To assess the relationships between variables in the input DataFrame, we compute the Spearman correlation matrix, that tells how much two variables are correlated.

By examining the heatmap, we can identify potential concerns related to multicollinearity, which occurs when two or more independent variables exhibit high correlation. Multicollinearity can impact the interpretation of the model and lead to overfitting. In such instances, it may be necessary to remove one of the correlated variables to mitigate these issues.

In [None]:
# Multicollinarity is the occurrence of high intercorrelations among two or more independent variables in a multiple regression mode

correlation_heatmap(df)

**Observation from the heatmap**

No two variables have high correlation with each other, so there is no issue of multicollinearity. It's safe to use all variables in machine learning model building.


**Spearman Correlation Coefficient**

Spearman works best if there are nonlinear relationships between different variables.

****

**We can confirm non-linear relationship b/w features by looking at pair-wise scatter plots below**

There are non-linear relationships b/w features, so our decision of going with spearman was CORRECT.

#### **Scatter Plots to visualize correlations between x variables**

The following code generates a scatter plot matrix, also known as a pair plot, of all numeric features in the input DataFrame using the seaborn library.

The diagonal of the plot matrix shows a histogram of each variable's distribution. This allows for visual inspection of the pairwise relationships between variables, which can be useful for identifying patterns, trends, correlations, or potential outliers in the data.

In [None]:
# Let's plot all interaction scatter plots using seaborn

# Call the function to plot pairwise scatter plots
plot_pairwise_scatter(df)



**Analysis**

****

- Scatterplots can help us confirm multicollinearity between two variables. We  can look at the scatterplot to check if there is any pattern or correlation between two variables.**

- Multicollinearity makes explainability less trustworthy as change in one variablte will not only impact the target variable but also impact other X variables. Means how much does a variable impact target variable would be hard



### **Skewness**

#### **Understand Skewness**

In [None]:
# To identify anomalies in each column, it is essential to examine the distributions of the variables in the dataset.

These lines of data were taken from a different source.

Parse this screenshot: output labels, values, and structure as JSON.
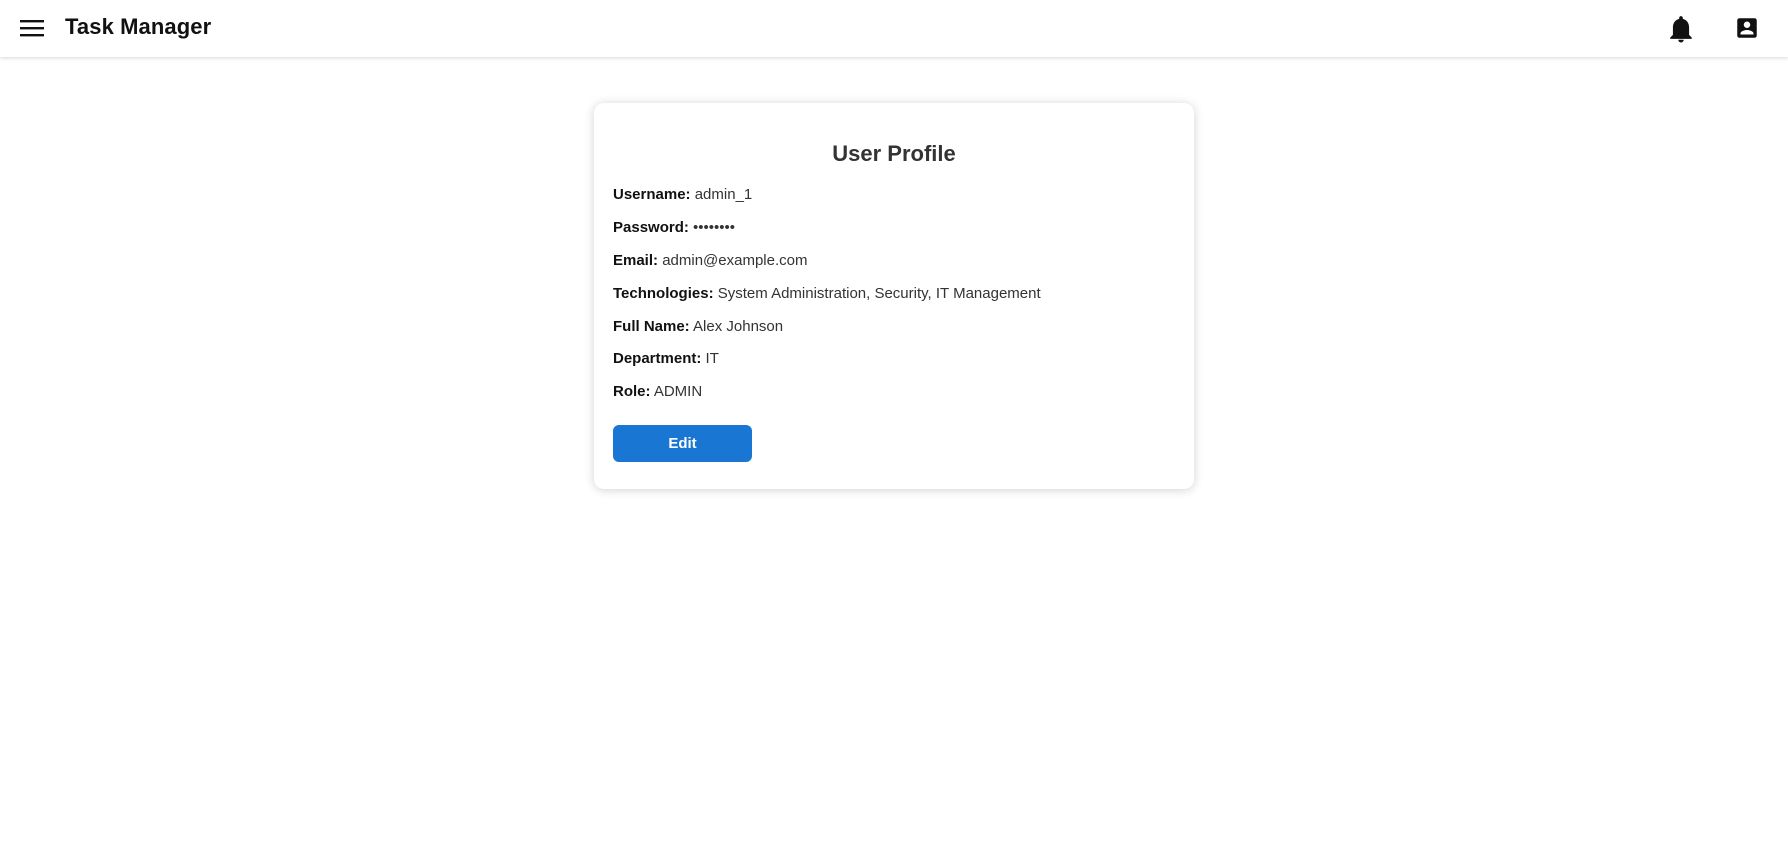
{
  "appbar": {
    "title": "Task Manager",
    "icons": {
      "menu": "menu-icon",
      "notifications": "bell-icon",
      "account": "account-box-icon"
    }
  },
  "profile": {
    "title": "User Profile",
    "fields": [
      {
        "label": "Username:",
        "value": "admin_1"
      },
      {
        "label": "Password:",
        "value": "••••••••"
      },
      {
        "label": "Email:",
        "value": "admin@example.com"
      },
      {
        "label": "Technologies:",
        "value": "System Administration, Security, IT Management"
      },
      {
        "label": "Full Name:",
        "value": "Alex Johnson"
      },
      {
        "label": "Department:",
        "value": "IT"
      },
      {
        "label": "Role:",
        "value": "ADMIN"
      }
    ],
    "edit_label": "Edit"
  },
  "colors": {
    "primary": "#1976d2",
    "appbar_background": "#ffffff",
    "title_text": "#111111",
    "card_title_text": "#333333"
  }
}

# Call the function to plot histograms
Feature_Distributions_Histogram(df)

**Concept of skewness:**

Imagine a seesaw in a playground. If the seesaw is perfectly balanced, it means both ends are at the same height and there is no tilt. Similarly, a symmetric distribution has equal amounts of data on both sides of the central point, resulting in a balance.

However, if the seesaw is tilted to one side, it indicates an imbalance. Similarly, if a distribution is skewed, it means there is more data concentrated on one side compared to the other. This imbalance causes the distribution to have a "tail" that stretches towards the side with fewer data points.

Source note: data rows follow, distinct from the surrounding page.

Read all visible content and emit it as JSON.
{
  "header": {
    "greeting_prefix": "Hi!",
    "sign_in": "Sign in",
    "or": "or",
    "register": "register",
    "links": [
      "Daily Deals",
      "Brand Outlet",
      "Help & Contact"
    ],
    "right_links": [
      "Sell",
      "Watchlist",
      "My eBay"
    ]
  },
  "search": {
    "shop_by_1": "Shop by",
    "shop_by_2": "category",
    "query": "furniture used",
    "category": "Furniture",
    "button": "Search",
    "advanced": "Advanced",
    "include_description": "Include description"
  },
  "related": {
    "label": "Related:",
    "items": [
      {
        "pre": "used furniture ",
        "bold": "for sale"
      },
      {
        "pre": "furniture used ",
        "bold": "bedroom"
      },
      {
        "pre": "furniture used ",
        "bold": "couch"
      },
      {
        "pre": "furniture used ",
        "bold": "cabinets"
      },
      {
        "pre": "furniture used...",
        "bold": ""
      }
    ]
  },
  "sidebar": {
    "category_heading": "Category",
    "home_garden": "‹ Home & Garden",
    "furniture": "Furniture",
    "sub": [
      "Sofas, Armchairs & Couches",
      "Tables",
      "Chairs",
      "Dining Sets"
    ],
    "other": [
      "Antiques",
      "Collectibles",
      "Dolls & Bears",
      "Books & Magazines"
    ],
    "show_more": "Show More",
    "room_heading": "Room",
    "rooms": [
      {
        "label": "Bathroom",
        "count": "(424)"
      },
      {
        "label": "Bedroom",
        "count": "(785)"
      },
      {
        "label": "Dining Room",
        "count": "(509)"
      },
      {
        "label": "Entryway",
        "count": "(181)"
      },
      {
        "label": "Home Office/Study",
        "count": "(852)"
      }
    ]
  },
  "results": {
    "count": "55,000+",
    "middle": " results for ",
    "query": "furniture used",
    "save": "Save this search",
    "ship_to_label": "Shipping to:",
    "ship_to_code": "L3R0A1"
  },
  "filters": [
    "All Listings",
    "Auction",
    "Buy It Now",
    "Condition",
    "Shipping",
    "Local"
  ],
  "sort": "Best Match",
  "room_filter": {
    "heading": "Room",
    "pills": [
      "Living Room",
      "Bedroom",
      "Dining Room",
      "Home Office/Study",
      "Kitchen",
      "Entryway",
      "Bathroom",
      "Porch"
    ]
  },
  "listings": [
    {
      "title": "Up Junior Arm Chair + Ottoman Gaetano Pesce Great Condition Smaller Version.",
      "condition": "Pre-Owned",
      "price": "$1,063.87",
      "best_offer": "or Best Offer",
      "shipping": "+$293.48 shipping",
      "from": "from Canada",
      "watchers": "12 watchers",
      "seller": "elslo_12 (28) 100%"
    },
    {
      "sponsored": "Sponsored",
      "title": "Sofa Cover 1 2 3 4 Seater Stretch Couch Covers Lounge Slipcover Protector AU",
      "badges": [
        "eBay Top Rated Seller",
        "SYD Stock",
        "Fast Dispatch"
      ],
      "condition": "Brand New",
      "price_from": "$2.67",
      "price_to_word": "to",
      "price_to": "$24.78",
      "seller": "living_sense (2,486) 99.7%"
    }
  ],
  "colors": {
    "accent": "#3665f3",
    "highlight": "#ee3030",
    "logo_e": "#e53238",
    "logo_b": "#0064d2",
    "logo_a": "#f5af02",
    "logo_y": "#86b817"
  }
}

Skewness helps us understand the direction and degree of this imbalance. If the tail stretches to the right side, we call it positive skewness, indicating a longer right tail. Conversely, if the tail stretches to the left side, we call it negative skewness, indicating a longer left tail.

**Positive skewness:**

Imagine a line plot or histogram representing the heights of students in a class. In a class with right skewness, most students will have heights clustered towards the shorter side, and there will be a few students with taller heights. The right tail of the distribution will be longer, indicating the presence of outliers or extreme values on the taller side.

**Negative Skewness:**
Consider a line plot or histogram representing the time spent studying for an exam. In a situation with left skewness, most students might have relatively high study times, and there will be a few students with very low study times. The left tail of the distribution will be longer, indicating the presence of outliers or extreme values on the lower side.

**Analysis after Distribution:**

1. Amount: The distribution of the 'Amount' variable is right-skewed, indicating that a majority of loan amounts are lower, while a few instances have higher values.

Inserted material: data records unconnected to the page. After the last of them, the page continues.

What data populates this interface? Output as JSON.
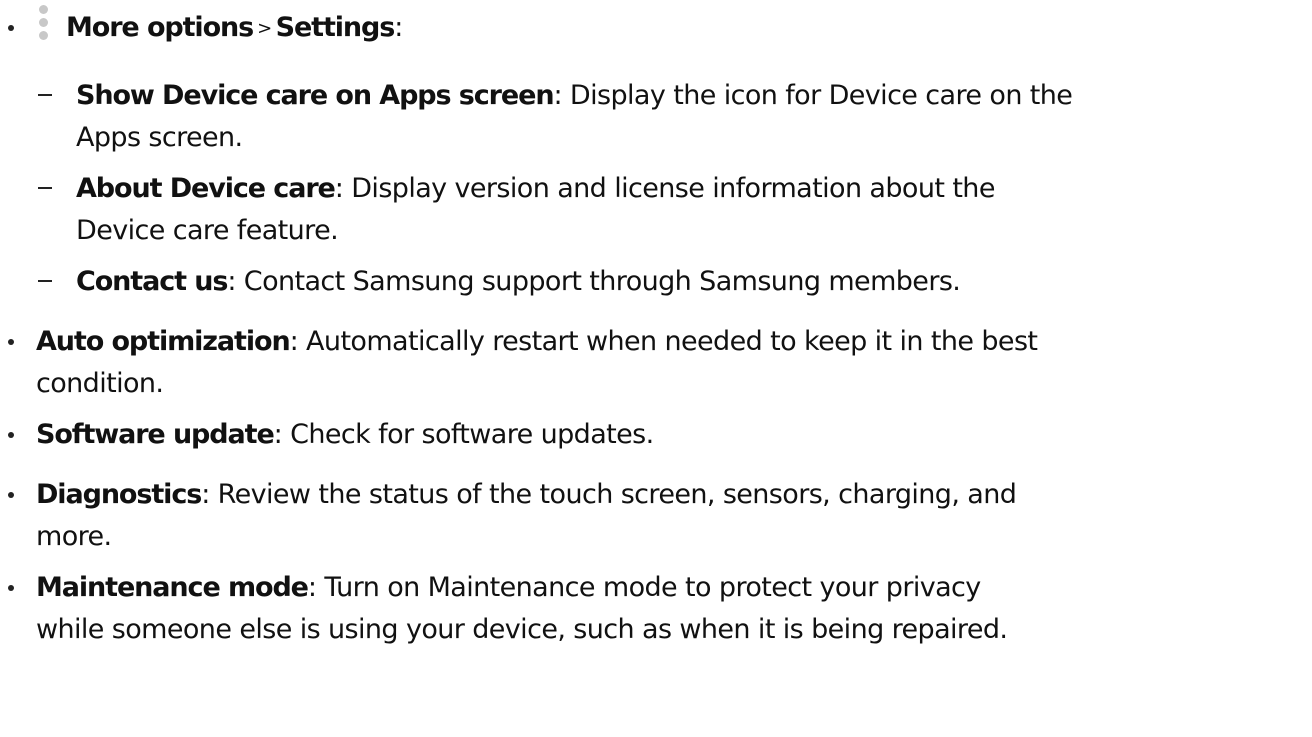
{
  "top": {
    "bold_label": "More options",
    "separator": ">",
    "bold_label_2": "Settings",
    "suffix": ":"
  },
  "sub_items": [
    {
      "label": "Show Device care on Apps screen",
      "colon": ":",
      "line1": " Display the icon for Device care on the",
      "line2": "Apps screen."
    },
    {
      "label": "About Device care",
      "colon": ":",
      "line1": " Display version and license information about the",
      "line2": "Device care feature."
    },
    {
      "label": "Contact us",
      "colon": ":",
      "line1": " Contact Samsung support through Samsung members."
    }
  ],
  "items": [
    {
      "label": "Auto optimization",
      "colon": ":",
      "line1": " Automatically restart when needed to keep it in the best",
      "line2": "condition."
    },
    {
      "label": "Software update",
      "colon": ":",
      "line1": " Check for software updates."
    },
    {
      "label": "Diagnostics",
      "colon": ":",
      "line1": " Review the status of the touch screen, sensors, charging, and",
      "line2": "more."
    },
    {
      "label": "Maintenance mode",
      "colon": ":",
      "line1": " Turn on Maintenance mode to protect your privacy",
      "line2": "while someone else is using your device, such as when it is being repaired."
    }
  ]
}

2. Employment Type: The distribution of the 'Employment Type' variable shows an imbalance, suggesting that certain employment types may be overrepresented in the dataset compared to others.

3. Work Experience: The 'Work Experience' variable also exhibits imbalanced data, implying that certain levels of work experience may be more prevalent than others.

4. Pincode: The 'Pincode' variable contains a large number of categories, which may pose challenges for analysis. Considering converting it into latitude and longitude coordinates could offer a more manageable representation.

5. Delinq_2years: The distribution of the 'Delinq_2years' variable is right-skewed, indicating that most individuals have a low number of delinquencies, while a few have a higher count.

6. Payment: The 'Payment' variable displays a right-skewed distribution, suggesting that the majority of payment amounts are lower, with a few instances of higher payments.
7. Received Principal: The distribution of the 'Received Principal' variable is right-skewed, indicating that most individuals have received a lower principal amount, while a few have received a higher amount.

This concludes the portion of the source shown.